On the other hand, the (n, γ) reaction on Technetium-130 leads to the formation of Technetium-131m and Technetium-131g. The target material for irradiation is either TeO2 or Te-metal, depending on whether a wet chemical separation or a dry distillation method is used.
Iodine-131 is commercially available in dilute sodium hydroxide solution with high radiochemical purity. In certain solutions a specific reducing agent needs to be added to preserve the isotope in the form of iodide; however, its use may interfere when employing Iodine-131 for labelling organic compounds.
Iodine-125 is also a reactor-produced radionuclide that also follows the (n, γ) reaction on Xenon-124. Iodine-125 is commercially available in dilute sodium hydroxide solution with high chemical and radiochemical purity.
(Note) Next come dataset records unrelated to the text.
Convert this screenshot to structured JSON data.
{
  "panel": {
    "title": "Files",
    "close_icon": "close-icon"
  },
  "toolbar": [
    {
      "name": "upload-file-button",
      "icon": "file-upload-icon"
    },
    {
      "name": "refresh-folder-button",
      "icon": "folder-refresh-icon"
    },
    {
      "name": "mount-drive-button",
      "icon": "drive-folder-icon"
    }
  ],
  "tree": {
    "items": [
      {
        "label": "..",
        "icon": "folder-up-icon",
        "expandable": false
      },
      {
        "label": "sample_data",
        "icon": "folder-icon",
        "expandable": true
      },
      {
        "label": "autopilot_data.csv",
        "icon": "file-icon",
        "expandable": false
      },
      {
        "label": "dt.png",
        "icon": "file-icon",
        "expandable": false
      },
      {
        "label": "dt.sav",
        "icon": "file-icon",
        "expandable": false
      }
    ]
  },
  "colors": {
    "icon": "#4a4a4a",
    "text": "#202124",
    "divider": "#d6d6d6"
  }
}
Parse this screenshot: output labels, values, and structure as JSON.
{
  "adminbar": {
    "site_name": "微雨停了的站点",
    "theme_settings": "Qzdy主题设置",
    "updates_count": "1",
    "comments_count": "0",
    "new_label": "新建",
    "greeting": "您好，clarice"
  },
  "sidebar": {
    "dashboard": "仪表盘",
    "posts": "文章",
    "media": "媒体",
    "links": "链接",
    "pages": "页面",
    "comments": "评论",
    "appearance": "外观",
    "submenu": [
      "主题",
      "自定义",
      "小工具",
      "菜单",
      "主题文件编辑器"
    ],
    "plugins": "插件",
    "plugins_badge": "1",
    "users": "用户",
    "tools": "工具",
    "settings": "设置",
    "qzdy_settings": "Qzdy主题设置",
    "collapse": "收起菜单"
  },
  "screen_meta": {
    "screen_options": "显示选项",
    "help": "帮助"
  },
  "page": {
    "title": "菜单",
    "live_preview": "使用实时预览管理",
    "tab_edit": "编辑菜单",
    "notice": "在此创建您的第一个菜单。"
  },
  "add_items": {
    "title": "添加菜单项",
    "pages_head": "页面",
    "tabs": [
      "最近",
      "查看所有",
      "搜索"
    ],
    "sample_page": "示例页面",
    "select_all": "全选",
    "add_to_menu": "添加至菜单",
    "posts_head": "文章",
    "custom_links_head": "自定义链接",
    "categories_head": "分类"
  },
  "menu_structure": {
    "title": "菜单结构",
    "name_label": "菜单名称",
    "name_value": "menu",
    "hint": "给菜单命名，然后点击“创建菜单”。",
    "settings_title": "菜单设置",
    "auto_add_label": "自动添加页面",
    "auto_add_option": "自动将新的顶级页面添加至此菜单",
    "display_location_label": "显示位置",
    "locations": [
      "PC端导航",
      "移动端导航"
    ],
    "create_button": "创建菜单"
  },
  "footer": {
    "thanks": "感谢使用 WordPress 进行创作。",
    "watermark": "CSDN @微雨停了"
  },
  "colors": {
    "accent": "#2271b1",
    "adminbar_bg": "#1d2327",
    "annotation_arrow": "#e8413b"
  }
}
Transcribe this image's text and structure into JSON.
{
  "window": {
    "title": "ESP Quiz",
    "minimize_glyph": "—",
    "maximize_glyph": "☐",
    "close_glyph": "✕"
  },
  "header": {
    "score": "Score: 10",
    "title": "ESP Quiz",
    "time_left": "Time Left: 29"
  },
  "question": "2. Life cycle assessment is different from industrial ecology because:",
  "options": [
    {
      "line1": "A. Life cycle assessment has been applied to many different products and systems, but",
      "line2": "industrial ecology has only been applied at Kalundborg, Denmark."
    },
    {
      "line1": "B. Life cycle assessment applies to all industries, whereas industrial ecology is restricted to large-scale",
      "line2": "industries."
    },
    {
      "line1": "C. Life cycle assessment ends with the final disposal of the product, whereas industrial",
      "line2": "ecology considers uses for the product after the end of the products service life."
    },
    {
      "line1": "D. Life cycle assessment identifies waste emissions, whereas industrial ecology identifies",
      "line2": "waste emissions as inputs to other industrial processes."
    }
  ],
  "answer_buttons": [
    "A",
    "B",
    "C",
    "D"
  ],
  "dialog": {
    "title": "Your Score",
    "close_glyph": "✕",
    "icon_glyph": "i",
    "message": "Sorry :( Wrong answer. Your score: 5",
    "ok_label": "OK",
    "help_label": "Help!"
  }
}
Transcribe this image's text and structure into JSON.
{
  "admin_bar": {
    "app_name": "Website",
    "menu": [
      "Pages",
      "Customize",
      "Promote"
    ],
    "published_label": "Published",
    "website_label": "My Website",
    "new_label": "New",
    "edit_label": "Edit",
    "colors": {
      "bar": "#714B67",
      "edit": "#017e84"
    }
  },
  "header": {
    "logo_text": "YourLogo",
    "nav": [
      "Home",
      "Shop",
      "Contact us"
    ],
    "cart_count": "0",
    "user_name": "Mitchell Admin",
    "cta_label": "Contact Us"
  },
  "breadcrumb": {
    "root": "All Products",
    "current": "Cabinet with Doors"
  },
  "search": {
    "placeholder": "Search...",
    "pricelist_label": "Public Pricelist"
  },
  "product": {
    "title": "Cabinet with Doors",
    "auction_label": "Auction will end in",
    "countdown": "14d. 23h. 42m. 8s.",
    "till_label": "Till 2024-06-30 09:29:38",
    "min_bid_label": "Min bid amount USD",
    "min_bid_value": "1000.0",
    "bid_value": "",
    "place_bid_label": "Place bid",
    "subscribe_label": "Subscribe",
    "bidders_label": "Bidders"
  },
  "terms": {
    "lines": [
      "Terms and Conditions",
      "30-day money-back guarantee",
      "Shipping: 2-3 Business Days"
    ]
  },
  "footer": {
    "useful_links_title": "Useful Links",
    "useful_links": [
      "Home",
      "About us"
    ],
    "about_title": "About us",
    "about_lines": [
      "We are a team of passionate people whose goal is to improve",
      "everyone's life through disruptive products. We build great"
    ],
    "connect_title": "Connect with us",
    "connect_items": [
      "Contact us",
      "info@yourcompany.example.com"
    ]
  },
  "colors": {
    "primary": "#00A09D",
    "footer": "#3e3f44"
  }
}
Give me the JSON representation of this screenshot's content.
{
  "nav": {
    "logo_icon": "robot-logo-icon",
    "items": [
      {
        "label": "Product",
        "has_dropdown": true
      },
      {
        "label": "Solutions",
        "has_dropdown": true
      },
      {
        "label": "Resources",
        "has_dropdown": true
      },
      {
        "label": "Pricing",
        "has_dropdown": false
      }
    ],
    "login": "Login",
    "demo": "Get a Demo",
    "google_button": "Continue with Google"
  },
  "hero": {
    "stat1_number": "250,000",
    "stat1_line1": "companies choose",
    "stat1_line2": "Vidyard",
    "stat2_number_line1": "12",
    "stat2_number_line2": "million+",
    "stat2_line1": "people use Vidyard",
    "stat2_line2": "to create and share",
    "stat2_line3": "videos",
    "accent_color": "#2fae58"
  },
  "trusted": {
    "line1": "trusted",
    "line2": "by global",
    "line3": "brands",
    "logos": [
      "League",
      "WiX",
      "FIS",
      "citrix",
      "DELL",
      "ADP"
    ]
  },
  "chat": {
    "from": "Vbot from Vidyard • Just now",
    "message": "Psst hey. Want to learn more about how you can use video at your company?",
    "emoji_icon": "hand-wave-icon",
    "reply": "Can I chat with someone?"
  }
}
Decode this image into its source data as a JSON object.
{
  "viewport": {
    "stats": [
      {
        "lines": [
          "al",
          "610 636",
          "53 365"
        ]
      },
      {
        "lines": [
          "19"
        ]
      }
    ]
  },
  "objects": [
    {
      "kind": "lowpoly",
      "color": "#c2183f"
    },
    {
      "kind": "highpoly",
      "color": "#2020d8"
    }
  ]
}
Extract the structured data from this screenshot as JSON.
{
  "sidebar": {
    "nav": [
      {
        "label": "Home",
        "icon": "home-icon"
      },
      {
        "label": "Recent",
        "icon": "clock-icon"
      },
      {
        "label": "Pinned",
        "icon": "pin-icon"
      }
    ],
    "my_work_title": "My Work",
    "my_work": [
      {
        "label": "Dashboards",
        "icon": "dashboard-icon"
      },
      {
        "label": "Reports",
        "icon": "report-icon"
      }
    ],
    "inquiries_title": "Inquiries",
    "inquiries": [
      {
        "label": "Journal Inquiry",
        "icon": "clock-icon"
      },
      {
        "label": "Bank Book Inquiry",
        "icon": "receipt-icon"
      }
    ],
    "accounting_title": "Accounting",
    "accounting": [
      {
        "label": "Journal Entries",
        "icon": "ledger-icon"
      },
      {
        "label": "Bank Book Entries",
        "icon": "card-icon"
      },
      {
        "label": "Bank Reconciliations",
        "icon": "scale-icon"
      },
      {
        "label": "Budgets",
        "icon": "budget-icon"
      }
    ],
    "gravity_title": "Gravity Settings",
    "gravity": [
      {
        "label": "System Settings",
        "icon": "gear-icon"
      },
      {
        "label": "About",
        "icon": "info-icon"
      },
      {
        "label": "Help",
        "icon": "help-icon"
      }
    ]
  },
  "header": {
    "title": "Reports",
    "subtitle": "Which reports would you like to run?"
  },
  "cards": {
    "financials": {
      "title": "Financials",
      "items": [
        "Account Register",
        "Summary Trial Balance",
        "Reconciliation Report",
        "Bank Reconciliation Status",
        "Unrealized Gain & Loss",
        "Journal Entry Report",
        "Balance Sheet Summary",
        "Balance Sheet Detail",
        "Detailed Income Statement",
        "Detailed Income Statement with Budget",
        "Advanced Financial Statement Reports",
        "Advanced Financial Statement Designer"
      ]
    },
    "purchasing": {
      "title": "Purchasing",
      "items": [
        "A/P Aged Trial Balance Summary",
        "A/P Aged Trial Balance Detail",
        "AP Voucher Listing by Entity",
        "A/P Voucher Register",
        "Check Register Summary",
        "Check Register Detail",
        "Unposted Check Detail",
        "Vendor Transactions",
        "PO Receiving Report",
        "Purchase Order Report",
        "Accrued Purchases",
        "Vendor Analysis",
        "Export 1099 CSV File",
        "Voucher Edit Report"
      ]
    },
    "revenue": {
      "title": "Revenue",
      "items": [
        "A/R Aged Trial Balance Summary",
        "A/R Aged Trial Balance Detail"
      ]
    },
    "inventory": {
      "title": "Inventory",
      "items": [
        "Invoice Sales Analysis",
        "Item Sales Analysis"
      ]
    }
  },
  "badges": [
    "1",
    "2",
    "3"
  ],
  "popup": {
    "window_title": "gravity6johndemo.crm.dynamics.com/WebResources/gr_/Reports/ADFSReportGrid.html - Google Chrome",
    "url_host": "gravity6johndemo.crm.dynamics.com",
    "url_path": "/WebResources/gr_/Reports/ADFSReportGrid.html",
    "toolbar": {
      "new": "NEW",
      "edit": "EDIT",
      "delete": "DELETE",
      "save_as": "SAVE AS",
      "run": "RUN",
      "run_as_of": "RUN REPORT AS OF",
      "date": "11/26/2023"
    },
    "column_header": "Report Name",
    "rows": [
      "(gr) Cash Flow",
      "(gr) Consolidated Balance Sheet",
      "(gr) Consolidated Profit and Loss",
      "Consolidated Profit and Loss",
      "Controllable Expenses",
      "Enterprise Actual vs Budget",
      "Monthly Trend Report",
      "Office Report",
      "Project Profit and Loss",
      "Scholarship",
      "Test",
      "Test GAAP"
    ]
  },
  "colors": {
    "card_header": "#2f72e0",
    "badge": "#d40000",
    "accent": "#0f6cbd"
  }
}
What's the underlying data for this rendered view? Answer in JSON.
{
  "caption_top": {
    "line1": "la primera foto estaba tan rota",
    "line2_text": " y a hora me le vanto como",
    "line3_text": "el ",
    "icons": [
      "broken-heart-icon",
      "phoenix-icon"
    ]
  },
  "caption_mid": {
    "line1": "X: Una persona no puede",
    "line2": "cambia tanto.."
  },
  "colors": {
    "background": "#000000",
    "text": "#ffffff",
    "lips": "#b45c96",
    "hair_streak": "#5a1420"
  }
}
Its radioactive concentration lies at 4 to 11 GBq/ml.
Iodine-123 represents widely used cyclotron-produced radioisotope for single-photon emission computed tomography (SPECT). Nuclear reaction which yields Iodine-123 directly via proton bombardment of tellurium targets in a cyclotron with subsequent separation of this radioiodine from the irradiated target represents the process that is most commonly utilized.
Nuclear reactions used for Iodine-123 production can be indirect as well, where precursor Xenon-123 (with a half-life of 2.1 hours) is used. In this class or reaction, gaseous and chemically inert Xenon-123 is separated from the irradiated target and then allowed to decay to Iodine-123. This route results in higher product purity when compared to the direct route.
Finally, Iodine-124 (which can be used both as a diagnostic and a therapeutic radionuclide) is also produced at a cyclotron. Thus far no commercial supplier has undertaken the responsibility to produce this radioiodine in large quantities, but the demand for this radioisotope is increasing (namely for research purposes).